“I decided that if I could do a collaboration with ‘Sarah’, adding my digital art to the existing photos, I could make prints and gift cards available as a special edition. This would hopefully attract interest to her cause and make up the money she was requesting,” Dawe said.
Hundreds of cards and prints were made up and sold through a Melbourne art shop, each bearing the signatures of Dawe and the woman claiming to be Murtaja. He even created a Vimeo video to promote their venture.
“Having reached more than the amount required – friends also donated to ‘The Gaza Project’ not asking for prints or cards – I was ready to forward the money to the PayPal account,” Dawe said.
But on the day he was due to transfer the funds — about $3000 — Dawe learned from an article posted on Facebook that PayPal did not operate in Gaza.
“Naturally, a very loud bell rang,” the 74-year-old said.
Dawe then did a reverse Google search of the photographs sent by Murtaja and discovered they had been appropriated from Palestinian newspapers or international photography agencies.

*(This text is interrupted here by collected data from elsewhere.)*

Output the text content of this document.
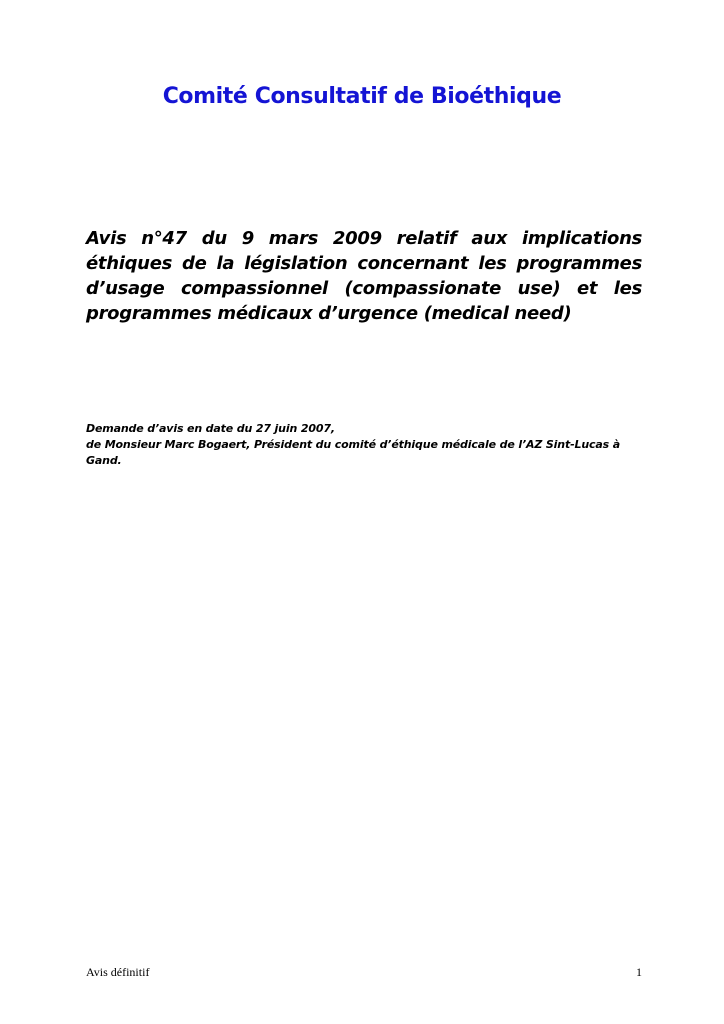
Comité Consultatif de Bioéthique

Avis n°47 du 9 mars 2009 relatif aux implications éthiques de la législation concernant les programmes d’usage compassionnel (compassionate use) et les programmes médicaux d’urgence (medical need)

Demande d’avis en date du 27 juin 2007,
de Monsieur Marc Bogaert, Président du comité d’éthique médicale de l’AZ Sint-Lucas à Gand.
Avis définitif	1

After realising he had been duped, Dawe contacted customers and offered refunds, while also notifying several publications that their images had been stolen.
A cybersecurity expert based in Adelaide confirmed in October that Dawe had fallen victim to scammers, who continued to hound him for payment.
A deep-fake sex video that purported to feature Dawe was then used to extort him.
“Tell Bryan if he doesn’t contact him today, he will create a sponsored ad, and send pictures and videos to all Bryan’s friends,” according to messages received by Dawe on May 26. “I advise you to mediate to solve this problem, what do you think?”
For the past year, Dawe has been inundated with messages from friends and followers asking if he’d been hacked.
The satirist said he was forced to close all social media accounts in December last year, and now only uses encrypted message apps to communicate with friends back home.
“I don’t trust anything any more. I take the Edward Snowden approach towards everything now,” he said, referring to the former US computer intelligence consultant who leaked secrets from the National Security Agency.
But despite shutting down all his social media accounts, Dawe’s name and image continues to be used on fraudulent Facebook posts, which now promote a charity for Indigenous elders.
He’s convinced the same criminal syndicate is responsible, but is baffled how their posts remain online.
Dawe said friends in Australia, including Kelly Sims in Tasmania, had repeatedly contacted Facebook to have the matter investigated.
Sims confirmed she had used all “modes and mechanisms” on Facebook to make a complaint to the technology giant.
She then asked the company to remove a fake Facebook account that used Dawe’s name and images, according to a separate report she filed in May.
But Sims, and Dawe’s other friends are yet to receive a response from Facebook, or its controlling entity Meta.
A Meta spokeswoman said the company was unable to comment on Dawe’s case until it was provided with a URL of the fake accounts.
The spokeswoman insisted that Meta was “committed to safeguarding the integrity of our services”.
“We strongly encourage people to report suspected fake accounts and scam posts, so we can review and take the appropriate action,” the spokeswoman said.
Dawe remains unconvinced.
“It’s breathtaking. They’re prepared to take the money, but when something happens to go wrong, Meta is not prepared to take any responsibility.”